If you want to have a fixed window size, look at game view, in the top left you can set a fixed aspect ratio or resolution, then if you resize it won't change the ratio of the gui.
However, in the Scene view, it'll keep jumping back to some default value defined by who-knows-what. For example I have a background that stretches to fill UIRoot (fill screen), that keeps jumping to a 4:3 ratio in scene view and 16:9 in game view. which is somewhat annoying... if UIRoot looked at the Gameview dimensions as a reference when sizing the GUI that might stop?
I hadn't noticed you could set a resolution instead of just an aspect ration in the game view window. That helps a little bit, but the anchors still constantly overwrite the scene if you touch any of the editor windows, which is half the problem.
@sintua first:
I just did a quick test:
1. New scene, ALT+SHIFT+S to make a sprite, ALT+SHIFT+L to add a label.
2. Moved the label, advanced anchor, set the Left side to be anchored to the sprite.

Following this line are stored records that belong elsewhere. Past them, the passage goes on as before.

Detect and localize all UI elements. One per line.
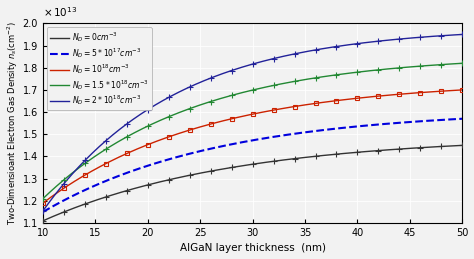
Line: $N_D=5*10^{17}cm^{-3}$: $N_D=5*10^{17}cm^{-3}$ [43,119,462,212]
$N_D=0cm^{-3}$ [239,164,245,167]
$N_D=10^{18}cm^{-3}$ [290,105,295,108]
Line: $N_D=0cm^{-3}$: $N_D=0cm^{-3}$ [43,145,462,221]
$N_D=10^{18}cm^{-3}$ [267,109,273,112]
$N_D=10^{18}cm^{-3}$ [239,115,245,118]
$N_D=0cm^{-3}$ [449,144,455,147]
Line: $N_D=1.5*10^{18}cm^{-3}$: $N_D=1.5*10^{18}cm^{-3}$ [43,63,462,199]
$N_D=1.5*10^{18}cm^{-3}$ [459,62,465,65]
$N_D=5*10^{17}cm^{-3}$ [239,141,245,144]
$N_D=1.5*10^{18}cm^{-3}$ [267,85,273,88]
$N_D=1.5*10^{18}cm^{-3}$ [239,91,245,94]
$N_D=1.5*10^{18}cm^{-3}$ [40,197,46,200]
Line: $N_D=10^{18}cm^{-3}$: $N_D=10^{18}cm^{-3}$ [43,90,462,203]
$N_D=2*10^{18}cm^{-3}$ [40,209,46,212]
Text: $\times\,10^{13}$: $\times\,10^{13}$ [43,5,77,19]
$N_D=2*10^{18}cm^{-3}$ [242,65,247,68]
$N_D=0cm^{-3}$ [267,160,273,163]
$N_D=2*10^{18}cm^{-3}$ [449,33,455,37]
$N_D=10^{18}cm^{-3}$ [40,202,46,205]
$N_D=0cm^{-3}$ [384,148,390,152]
$N_D=10^{18}cm^{-3}$ [449,89,455,92]
$N_D=5*10^{17}cm^{-3}$ [290,132,295,135]
$N_D=5*10^{17}cm^{-3}$ [459,117,465,120]
$N_D=0cm^{-3}$ [40,219,46,222]
$N_D=0cm^{-3}$ [242,164,247,167]
Legend: $N_D=0cm^{-3}$, $N_D=5*10^{17}cm^{-3}$, $N_D=10^{18}cm^{-3}$, $N_D=1.5*10^{18}cm: $N_D=0cm^{-3}$, $N_D=5*10^{17}cm^{-3}$, … [47,27,152,110]
$N_D=5*10^{17}cm^{-3}$ [242,140,247,143]
Line: $N_D=2*10^{18}cm^{-3}$: $N_D=2*10^{18}cm^{-3}$ [43,34,462,211]
$N_D=5*10^{17}cm^{-3}$ [267,136,273,139]
$N_D=2*10^{18}cm^{-3}$ [384,39,390,42]
$N_D=10^{18}cm^{-3}$ [459,88,465,91]
$N_D=0cm^{-3}$ [459,144,465,147]
X-axis label: AlGaN layer thickness  (nm): AlGaN layer thickness (nm) [180,243,326,254]
$N_D=2*10^{18}cm^{-3}$ [239,66,245,69]
$N_D=0cm^{-3}$ [290,157,295,160]
$N_D=2*10^{18}cm^{-3}$ [267,58,273,61]
$N_D=5*10^{17}cm^{-3}$ [449,118,455,121]
$N_D=2*10^{18}cm^{-3}$ [459,33,465,36]
$N_D=10^{18}cm^{-3}$ [242,114,247,117]
$N_D=5*10^{17}cm^{-3}$ [40,210,46,213]
$N_D=1.5*10^{18}cm^{-3}$ [242,90,247,93]
$N_D=1.5*10^{18}cm^{-3}$ [290,80,295,83]
$N_D=10^{18}cm^{-3}$ [384,94,390,97]
$N_D=1.5*10^{18}cm^{-3}$ [384,68,390,71]
$N_D=1.5*10^{18}cm^{-3}$ [449,62,455,66]
$N_D=5*10^{17}cm^{-3}$ [384,122,390,125]
Y-axis label: Two-Dimensioant Electron Gas Density $n_s$(cm$^{-2}$): Two-Dimensioant Electron Gas Density $n_… [6,21,20,225]
$N_D=2*10^{18}cm^{-3}$ [290,53,295,56]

The label remains resizable. Nothing is ever grayed out. Even if I anchor it fully it remains resizable. Are you running some old version?

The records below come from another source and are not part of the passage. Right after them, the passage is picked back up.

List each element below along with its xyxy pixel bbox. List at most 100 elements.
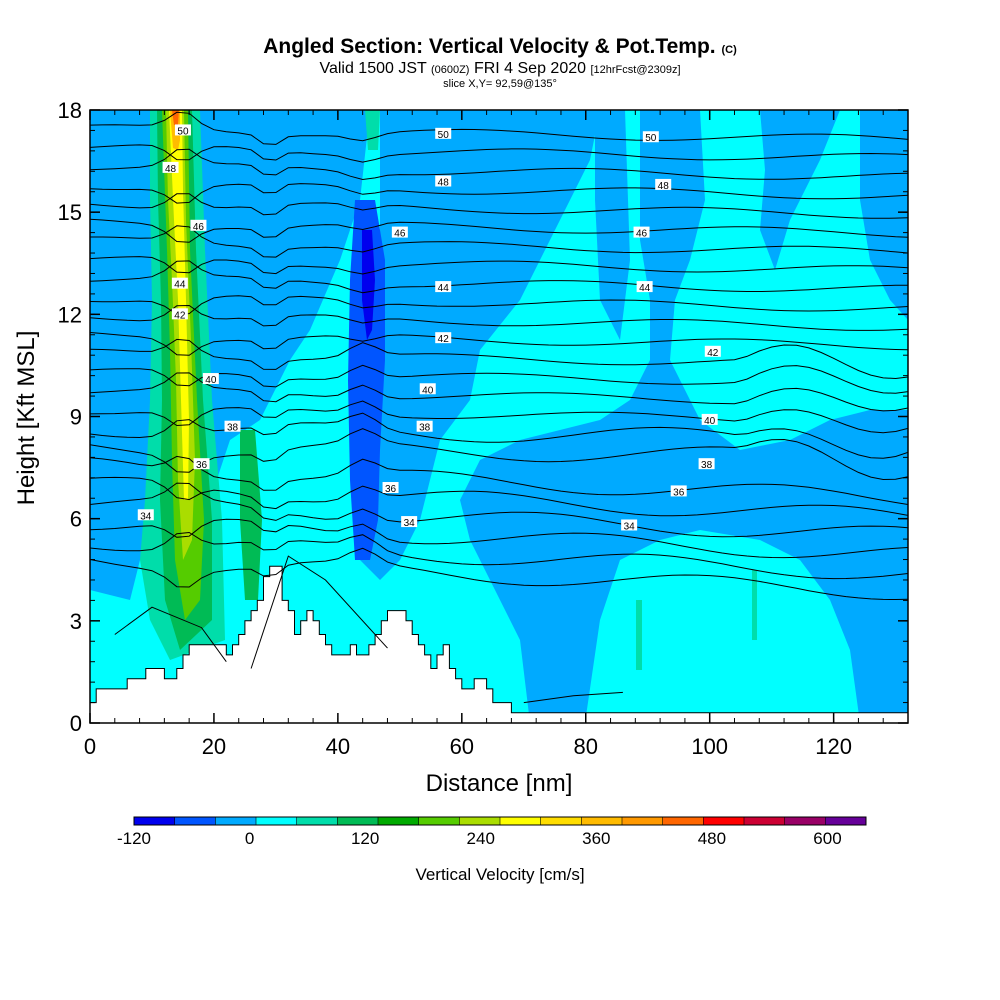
y-tick-label: 9 xyxy=(70,405,82,430)
isentrope-label: 40 xyxy=(419,383,436,396)
isentrope-line xyxy=(90,144,908,163)
isentrope-line xyxy=(90,364,908,394)
isentrope-label-text: 38 xyxy=(227,423,239,434)
isentrope-label-text: 42 xyxy=(438,334,450,345)
colorbar-swatch xyxy=(378,817,420,825)
isentrope-label-text: 48 xyxy=(165,164,177,175)
x-tick-label: 40 xyxy=(326,734,350,759)
y-tick-label: 12 xyxy=(58,302,82,327)
isentrope-label-text: 48 xyxy=(658,181,670,192)
isentrope-label-text: 34 xyxy=(140,511,152,522)
isentrope-line xyxy=(250,555,388,669)
isentrope-label: 50 xyxy=(642,131,659,144)
isentrope-label-bg xyxy=(202,373,219,385)
isentrope-label-text: 34 xyxy=(404,518,416,529)
y-tick-label: 6 xyxy=(70,507,82,532)
isentrope-label-bg xyxy=(137,509,154,521)
isentrope-label: 36 xyxy=(382,482,399,495)
isentrope-label-text: 44 xyxy=(438,283,450,294)
isentrope-line xyxy=(90,295,908,315)
isentrope-label: 50 xyxy=(435,127,452,141)
isentrope-label-text: 42 xyxy=(707,348,719,359)
isentrope-line xyxy=(90,260,908,294)
isentrope-line xyxy=(90,531,908,580)
isentrope-label-bg xyxy=(701,413,718,425)
colorbar-tick-label: 360 xyxy=(582,829,610,848)
colorbar-tick-label: 120 xyxy=(351,829,379,848)
isentrope-label: 48 xyxy=(435,175,452,189)
isentrope-label-text: 40 xyxy=(422,385,434,396)
isentrope-label-text: 42 xyxy=(174,310,186,321)
isentrope-label-bg xyxy=(190,219,207,231)
isentrope-label-bg xyxy=(416,420,433,432)
colorbar-swatch xyxy=(459,817,501,825)
isentrope-label-text: 46 xyxy=(636,229,648,240)
colorbar-title: Vertical Velocity [cm/s] xyxy=(415,865,584,884)
isentrope-label-text: 38 xyxy=(701,460,713,471)
isentrope-label-bg xyxy=(435,175,452,187)
x-tick-label: 60 xyxy=(450,734,474,759)
isentrope-label: 40 xyxy=(701,413,718,427)
isentrope-line xyxy=(90,476,908,517)
isentrope-label: 36 xyxy=(193,458,210,471)
isentrope-label-bg xyxy=(174,124,191,136)
isentrope-label-text: 46 xyxy=(394,229,406,240)
colorbar-swatch xyxy=(418,817,460,825)
x-tick-label: 80 xyxy=(574,734,598,759)
isentrope-label: 34 xyxy=(621,519,638,532)
x-axis: 0 20 40 60 80 100 120 xyxy=(84,110,909,759)
isentrope-label-text: 40 xyxy=(704,416,716,427)
slice-info: slice X,Y= 92,59@135° xyxy=(443,78,557,90)
y-tick-label: 18 xyxy=(58,98,82,123)
isentrope-label: 46 xyxy=(190,219,207,233)
isentrope-label: 34 xyxy=(401,516,418,529)
x-axis-title: Distance [nm] xyxy=(426,770,573,797)
colorbar-swatch xyxy=(581,817,623,825)
isentrope-label: 42 xyxy=(704,345,721,359)
colorbar-swatch xyxy=(540,817,582,825)
y-tick-label: 15 xyxy=(58,200,82,225)
isentrope-line xyxy=(90,183,908,204)
isentrope-label-text: 36 xyxy=(196,460,208,471)
isentrope-label-bg xyxy=(642,131,659,143)
isentrope-labels: 50 48 46 44 42 40 38 36 34 50 48 46 44 42 40 38 36 34 50 48… xyxy=(137,124,721,532)
colorbar-swatch xyxy=(500,817,542,825)
isentrope-label-text: 48 xyxy=(438,178,450,189)
field-downdraft-core xyxy=(348,200,385,560)
isentrope-label-text: 40 xyxy=(205,375,217,386)
isentrope-label-bg xyxy=(435,127,452,139)
colorbar-swatch xyxy=(744,817,786,825)
isentrope-label-bg xyxy=(224,420,241,432)
isentrope-label-bg xyxy=(633,226,650,238)
isentrope-line xyxy=(114,606,227,662)
colorbar-tick-label: 600 xyxy=(813,829,841,848)
isentrope-line xyxy=(90,111,908,145)
isentrope-label-text: 50 xyxy=(645,133,657,144)
isentrope-label: 46 xyxy=(633,226,650,240)
colorbar-swatch xyxy=(825,817,867,825)
isentrope-label: 38 xyxy=(698,458,715,471)
isentrope-label-text: 50 xyxy=(438,130,450,141)
colorbar-swatch xyxy=(662,817,704,825)
isentrope-label: 36 xyxy=(670,485,687,498)
plot-area xyxy=(90,110,908,723)
isentrope-line xyxy=(90,218,908,243)
colorbar-swatch xyxy=(134,817,176,825)
x-tick-label: 0 xyxy=(84,734,96,759)
isentrope-label-bg xyxy=(162,161,179,173)
isentrope-label-bg xyxy=(193,458,210,470)
isentrope-label: 50 xyxy=(174,124,191,137)
isentrope-line xyxy=(90,400,908,434)
isentrope-line xyxy=(90,428,908,481)
isentrope-label: 44 xyxy=(636,281,653,294)
isentrope-label-bg xyxy=(670,485,687,497)
isentrope-label-text: 46 xyxy=(193,222,205,233)
colorbar-tick-label: 0 xyxy=(245,829,254,848)
colorbar-swatch xyxy=(296,817,338,825)
x-tick-label: 20 xyxy=(202,734,226,759)
isentrope-line xyxy=(90,256,908,275)
isentrope-label-text: 44 xyxy=(174,280,186,291)
isentrope-label-text: 44 xyxy=(639,283,651,294)
isentrope-line xyxy=(90,372,908,412)
isentrope-label-bg xyxy=(655,178,672,190)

For me, it grays out the width as soon as you anchor either left or right, and grays out the height as soon as you anchor either top or bottom. I'm using 3.4.9.
1. Why do this? Why not just move the sprite to where you want it to be and then anchor it? Why use numbers at all? If you want to fine-tune its placement, use arrow keys for nudging, just like in Photoshop, or hold CTRL to disable snapping to edges. Numbers are there for those who need them, but are certainly not necessary to create a layout.
Because sometimes we anchor the sprite but then realize we want to change the size, or we set the size and realize we want to change the anchor. And we have to set the size manually by number to make it pixel-perfect since we have to use Fixed Size to stop everything from sliding all over the place when you move the play window.
2. A good UI tool should always be WYSIWYG. I never liked this feature of DF GUI where the editor would look one way then as soon as you hit Play, things change. It's inconsistent, and is a bad idea. As sintua mentioned, set a fixed size on the game view itself. This way everything will look as you will expect it to. Also, multiple monitors with the game view being on a separate monitor is a very useful thing to have. 
It should be WYSIWYG in the scene view. The scene view should not react to the inactive game window at all. No other tool or asset I've ever used in Unity acts like that. Unity is built around the idea that you do all your design in the scene view and then look at it in action in the game view, not the other way around. Scene view should always take precedence when you're not in play mode.
Edit: I wanted to add, I just want the OPTION of having a fixed width and height when designing the UI and to have it not overwrite the scene when moving editor windows. If other people find the current behavior useful, then that's fine, there are already three options in UI Root to get the slidey behavior. There could be one more for "ActualFixedSize" that actually fixes the size instead of just the height.